キャラクターなりの美学があるから、アカリのことがずっと大好きです

――第1話から第4話まではいわば“アカリの回”という印象があるのですが、第4話までのストーリーを読まれてどのように感じられましたか?

花守:第1話から第4話までは、この世界がティアラの言う“元の世界”、つまりゲームの中の世界であるということを意識的に説明したり、彷彿とさせたりするシーンが随所に散りばめられています。

その中で、アカリはかつてメインヒロインだった存在としてそこに立っているわけですが、もしかしたら「正しさ」としてこの世界に存在しているのは、実はアカリのほうなんじゃないか、というちょっとした恐怖感のようなものを見ている方は受け取るんじゃないかな。ホラーというほどではないんですけど、そういう感覚があるような気がします。

メインヒロインという存在があるけれど、今回のアニメの主人公、つまり作品の主人公は悪役令嬢として描かれているティアラです。じゃあ、その悪役令嬢はどうしたら幸せになれるのかという。悪役令嬢と言いつつも、ティアラはすごく真っすぐで、真面目に生きてきたことも描かれているんですよ。

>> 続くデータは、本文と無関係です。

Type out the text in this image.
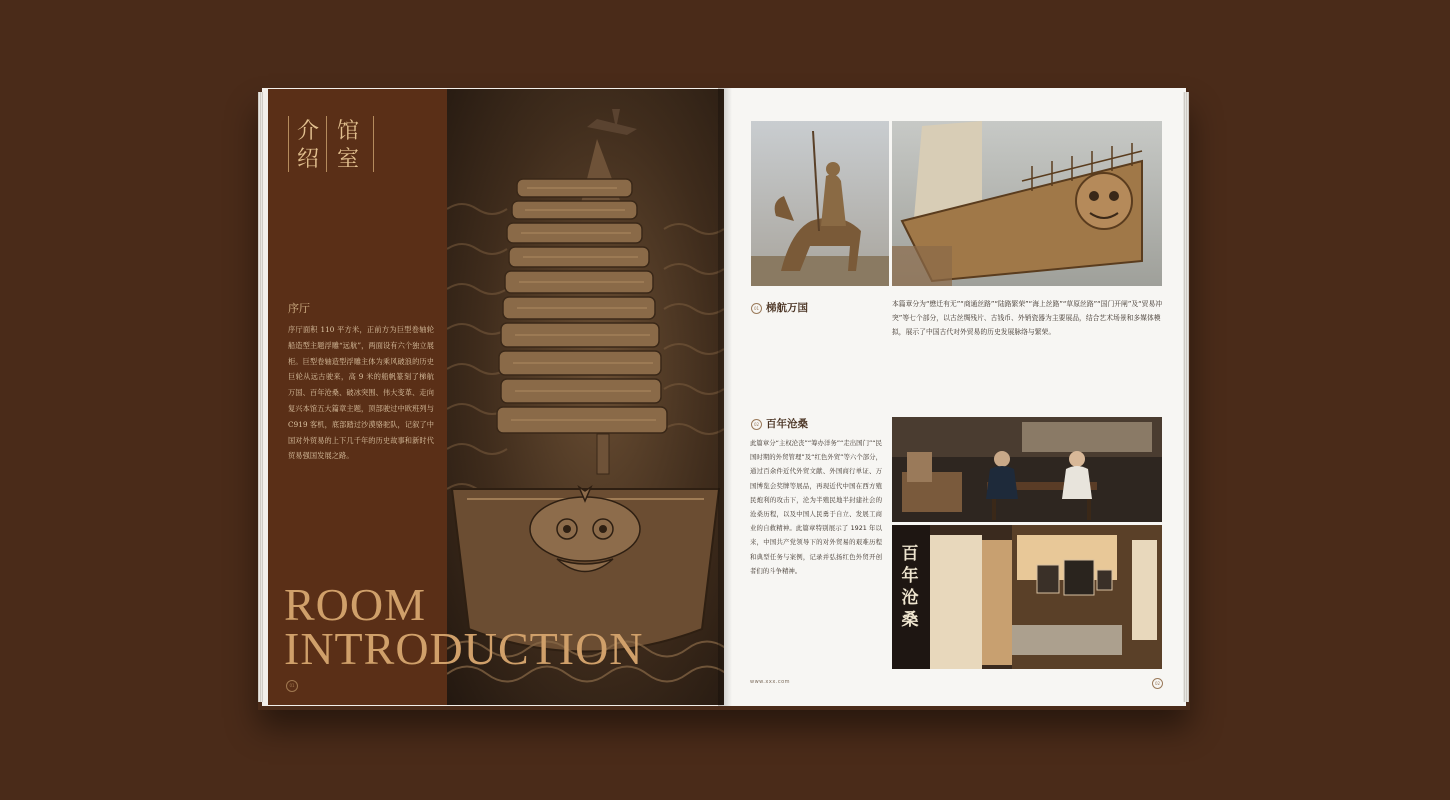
介
绍
馆
室
序厅
序厅面积 110 平方米，正前方为巨型卷轴轮船造型主题浮雕“远航”，两面设有六个独立展柜。巨型卷轴造型浮雕主体为乘风破浪的历史巨轮从远古驶来，高 9 米的船帆篆刻了梯航万国、百年沧桑、破冰突围、伟大变革、走向复兴本馆五大篇章主题，顶部驶过中欧班列与 C919 客机，底部踏过沙漠骆驼队，记叙了中国对外贸易的上下几千年的历史故事和新时代贸易强国发展之路。
ROOM
INTRODUCTION
01
01 梯航万国	本篇章分为“懋迁有无”“商通丝路”“陆路繁荣”“海上丝路”“草原丝路”“国门开闸”及“贸易冲突”等七个部分，以古丝绸残片、古钱币、外销瓷器为主要展品，结合艺术场景和多媒体模拟，展示了中国古代对外贸易的历史发展脉络与繁荣。
02 百年沧桑
此篇章分“主权沦丧”“筹办洋务”“走出国门”“民国时期的外贸管理”及“红色外贸”等六个部分，通过百余件近代外贸文献、外国商行单证、万国博览会奖牌等展品，再现近代中国在西方殖民炮利的攻击下，沦为半殖民地半封建社会的沧桑历程，以及中国人民勇于自立、发展工商业的自救精神。此篇章特别展示了 1921 年以来，中国共产党领导下的对外贸易的艰难历程和典型任务与案例，记录并弘扬红色外贸开创者们的斗争精神。
百年沧桑
www.xxx.com	02
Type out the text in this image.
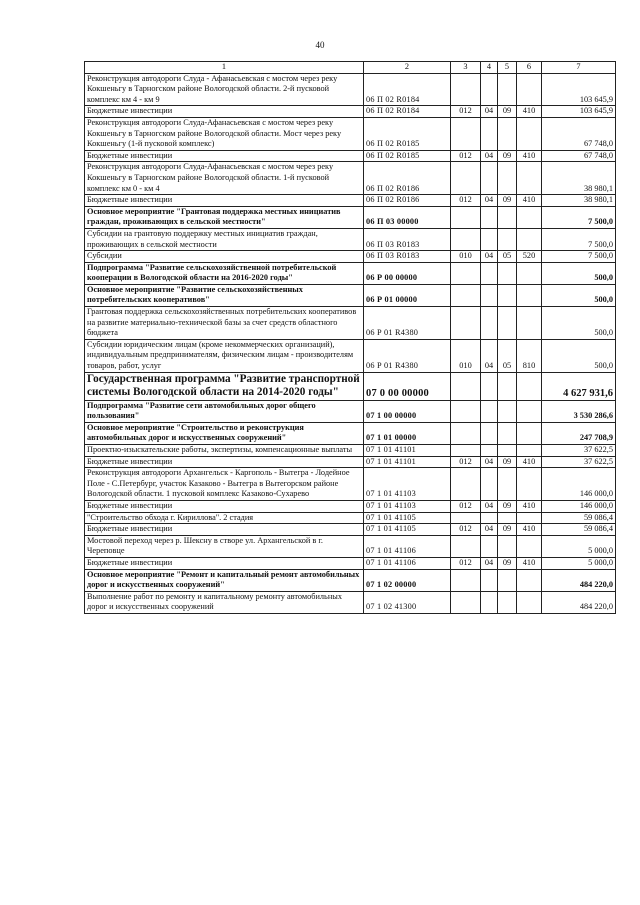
40
1	2	3	4	5	6	7
Реконструкция автодороги Слуда - Афанасьевская с мостом через реку Кокшеньгу в Тарногском районе Вологодской области. 2-й пусковой комплекс км 4 - км 9	06 П 02 R0184					103 645,9
Бюджетные инвестиции	06 П 02 R0184	012	04	09	410	103 645,9
Реконструкция автодороги Слуда-Афанасьевская с мостом через реку Кокшеньгу в Тарногском районе Вологодской области. Мост через реку Кокшеньгу (1-й пусковой комплекс)	06 П 02 R0185					67 748,0
Бюджетные инвестиции	06 П 02 R0185	012	04	09	410	67 748,0
Реконструкция автодороги Слуда-Афанасьевская с мостом через реку Кокшеньгу в Тарногском районе Вологодской области. 1-й пусковой комплекс км 0 - км 4	06 П 02 R0186					38 980,1
Бюджетные инвестиции	06 П 02 R0186	012	04	09	410	38 980,1
Основное мероприятие "Грантовая поддержка местных инициатив граждан, проживающих в сельской местности"	06 П 03 00000					7 500,0
Субсидии на грантовую поддержку местных инициатив граждан, проживающих в сельской местности	06 П 03 R0183					7 500,0
Субсидии	06 П 03 R0183	010	04	05	520	7 500,0
Подпрограмма "Развитие сельскохозяйственной потребительской кооперации в Вологодской области на 2016-2020 годы"	06 Р 00 00000					500,0
Основное мероприятие "Развитие сельскохозяйственных потребительских кооперативов"	06 Р 01 00000					500,0
Грантовая поддержка сельскохозяйственных потребительских кооперативов на развитие материально-технической базы за счет средств областного бюджета	06 Р 01 R4380					500,0
Субсидии юридическим лицам (кроме некоммерческих организаций), индивидуальным предпринимателям, физическим лицам - производителям товаров, работ, услуг	06 Р 01 R4380	010	04	05	810	500,0
Государственная программа "Развитие транспортной системы Вологодской области на 2014-2020 годы"	07 0 00 00000					4 627 931,6
Подпрограмма "Развитие сети автомобильных дорог общего пользования"	07 1 00 00000					3 530 286,6
Основное мероприятие "Строительство и реконструкция автомобильных дорог и искусственных сооружений"	07 1 01 00000					247 708,9
Проектно-изыскательские работы, экспертизы, компенсационные выплаты	07 1 01 41101					37 622,5
Бюджетные инвестиции	07 1 01 41101	012	04	09	410	37 622,5
Реконструкция автодороги Архангельск - Каргополь - Вытегра - Лодейное Поле - С.Петербург, участок Казаково - Вытегра в Вытегорском районе Вологодской области. 1 пусковой комплекс Казаково-Сухарево	07 1 01 41103					146 000,0
Бюджетные инвестиции	07 1 01 41103	012	04	09	410	146 000,0
"Строительство обхода г. Кириллова". 2 стадия	07 1 01 41105					59 086,4
Бюджетные инвестиции	07 1 01 41105	012	04	09	410	59 086,4
Мостовой переход через р. Шексну в створе ул. Архангельской в г. Череповце	07 1 01 41106					5 000,0
Бюджетные инвестиции	07 1 01 41106	012	04	09	410	5 000,0
Основное мероприятие "Ремонт и капитальный ремонт автомобильных дорог и искусственных сооружений"	07 1 02 00000					484 220,0
Выполнение работ по ремонту и капитальному ремонту автомобильных дорог и искусственных сооружений	07 1 02 41300					484 220,0
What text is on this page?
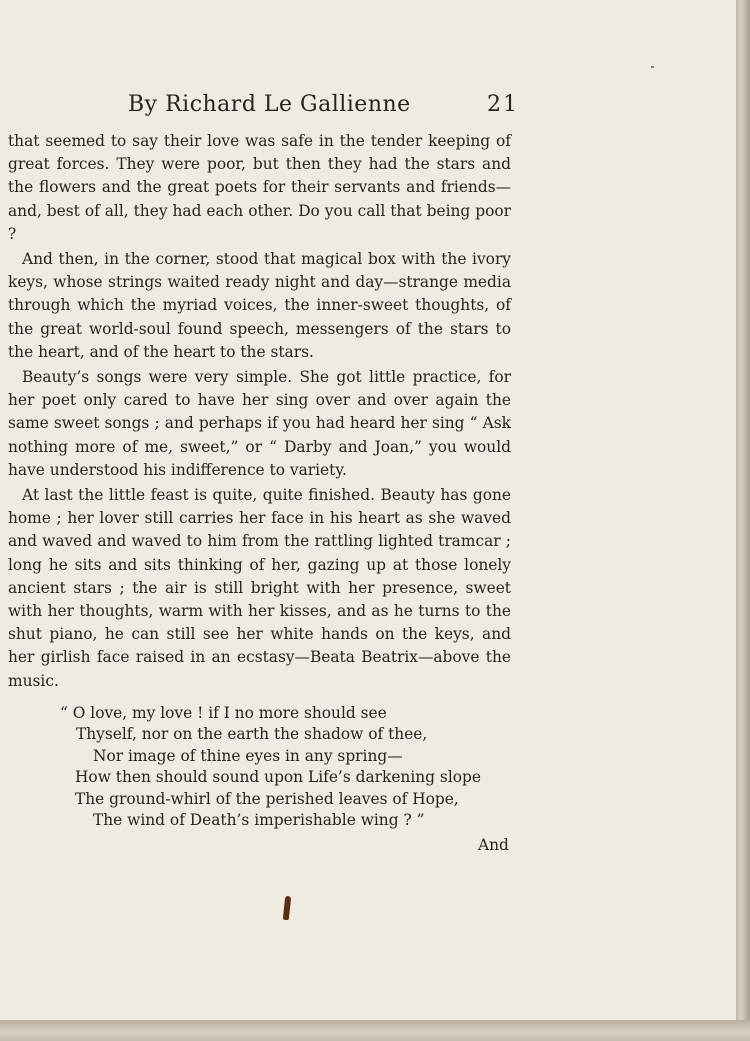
By Richard Le Gallienne	21

that seemed to say their love was safe in the tender keeping of great forces. They were poor, but then they had the stars and the flowers and the great poets for their servants and friends—and, best of all, they had each other. Do you call that being poor ?

And then, in the corner, stood that magical box with the ivory keys, whose strings waited ready night and day—strange media through which the myriad voices, the inner-sweet thoughts, of the great world-soul found speech, messengers of the stars to the heart, and of the heart to the stars.

Beauty’s songs were very simple. She got little practice, for her poet only cared to have her sing over and over again the same sweet songs ; and perhaps if you had heard her sing “ Ask nothing more of me, sweet,” or “ Darby and Joan,” you would have understood his indifference to variety.

At last the little feast is quite, quite finished. Beauty has gone home ; her lover still carries her face in his heart as she waved and waved and waved to him from the rattling lighted tramcar ; long he sits and sits thinking of her, gazing up at those lonely ancient stars ; the air is still bright with her presence, sweet with her thoughts, warm with her kisses, and as he turns to the shut piano, he can still see her white hands on the keys, and her girlish face raised in an ecstasy—Beata Beatrix—above the music.

“ O love, my love ! if I no more should see
Thyself, nor on the earth the shadow of thee,
Nor image of thine eyes in any spring—
How then should sound upon Life’s darkening slope
The ground-whirl of the perished leaves of Hope,
The wind of Death’s imperishable wing ? ”
And
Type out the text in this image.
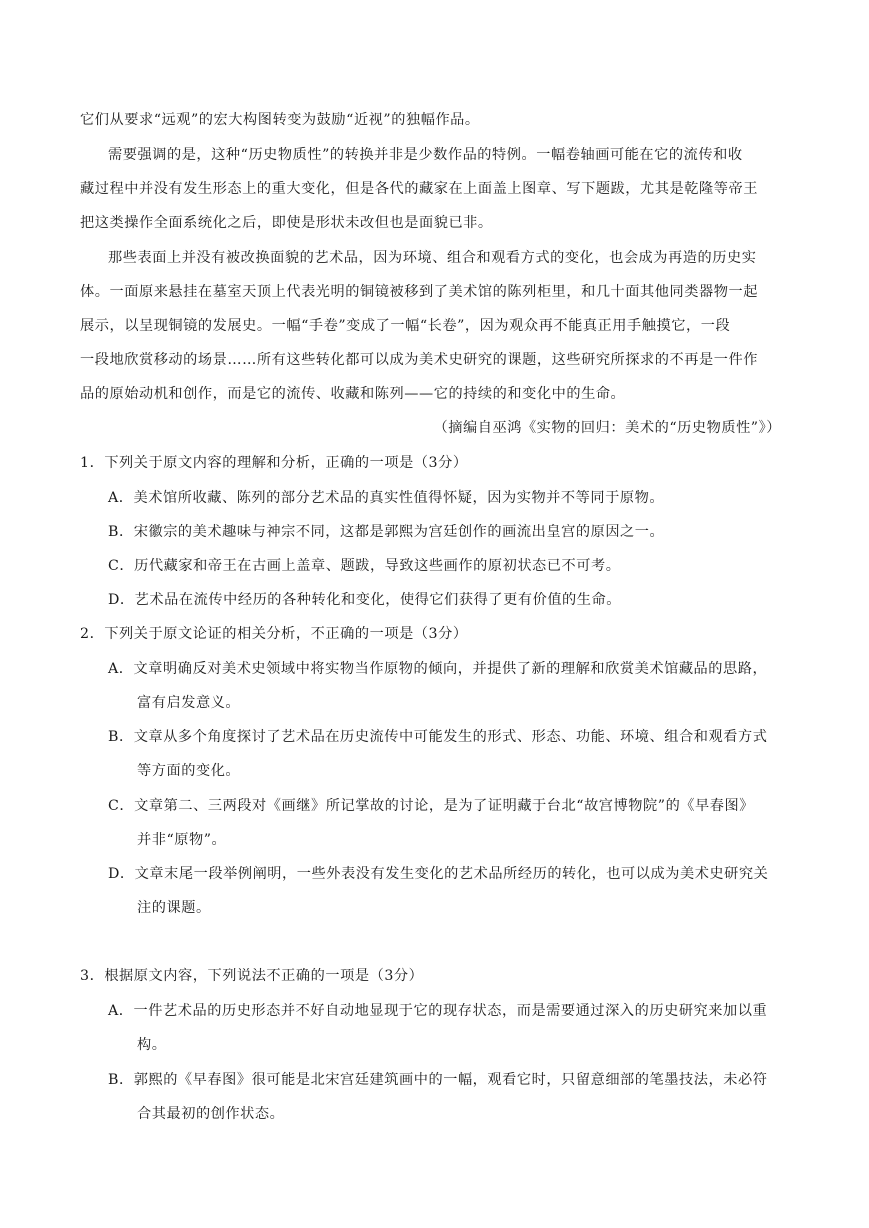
它们从要求“远观”的宏大构图转变为鼓励“近视”的独幅作品。
需要强调的是，这种“历史物质性”的转换并非是少数作品的特例。一幅卷轴画可能在它的流传和收
藏过程中并没有发生形态上的重大变化，但是各代的藏家在上面盖上图章、写下题跋，尤其是乾隆等帝王
把这类操作全面系统化之后，即使是形状未改但也是面貌已非。
那些表面上并没有被改换面貌的艺术品，因为环境、组合和观看方式的变化，也会成为再造的历史实
体。一面原来悬挂在墓室天顶上代表光明的铜镜被移到了美术馆的陈列柜里，和几十面其他同类器物一起
展示，以呈现铜镜的发展史。一幅“手卷”变成了一幅“长卷”，因为观众再不能真正用手触摸它，一段
一段地欣赏移动的场景……所有这些转化都可以成为美术史研究的课题，这些研究所探求的不再是一件作
品的原始动机和创作，而是它的流传、收藏和陈列——它的持续的和变化中的生命。
（摘编自巫鸿《实物的回归：美术的“历史物质性”》）
1．下列关于原文内容的理解和分析，正确的一项是（3分）
A．美术馆所收藏、陈列的部分艺术品的真实性值得怀疑，因为实物并不等同于原物。
B．宋徽宗的美术趣味与神宗不同，这都是郭熙为宫廷创作的画流出皇宫的原因之一。
C．历代藏家和帝王在古画上盖章、题跋，导致这些画作的原初状态已不可考。
D．艺术品在流传中经历的各种转化和变化，使得它们获得了更有价值的生命。
2．下列关于原文论证的相关分析，不正确的一项是（3分）
A．文章明确反对美术史领域中将实物当作原物的倾向，并提供了新的理解和欣赏美术馆藏品的思路，
富有启发意义。
B．文章从多个角度探讨了艺术品在历史流传中可能发生的形式、形态、功能、环境、组合和观看方式
等方面的变化。
C．文章第二、三两段对《画继》所记掌故的讨论，是为了证明藏于台北“故宫博物院”的《早春图》
并非“原物”。
D．文章末尾一段举例阐明，一些外表没有发生变化的艺术品所经历的转化，也可以成为美术史研究关
注的课题。
3．根据原文内容，下列说法不正确的一项是（3分）
A．一件艺术品的历史形态并不好自动地显现于它的现存状态，而是需要通过深入的历史研究来加以重
构。
B．郭熙的《早春图》很可能是北宋宫廷建筑画中的一幅，观看它时，只留意细部的笔墨技法，未必符
合其最初的创作状态。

一見、決められた運命があるように見えて、でも人生の積み重ね次第で、いくらでも未来を変えることができる。この世界は決して“ゲームの世界”じゃないんだということが、第4話までで描かれているんじゃないかなと思っています。

それが単にゲームのシナリオをなぞるだけではなく、「ちゃんと自分たちの幸せを探していく物語なんだよ」と教えてくれる。その役割を第4話までのアカリが見せているところが、この作品の魅力のひとつなんじゃないかなって私は思っています。

――キャラクターだけを見ると「手強すぎる恋敵」とまではいかなくても、ちょっとツンとした要素を持っているのかなという印象があります。

花守:そうですね。設定だけを見ると、そう思ってしまいがちなんですけど、たとえば第4話でアカリがティアラに手紙を渡すシーンを見ていると、「この子、すごくいい子なんじゃないかな」と感じるんですよね。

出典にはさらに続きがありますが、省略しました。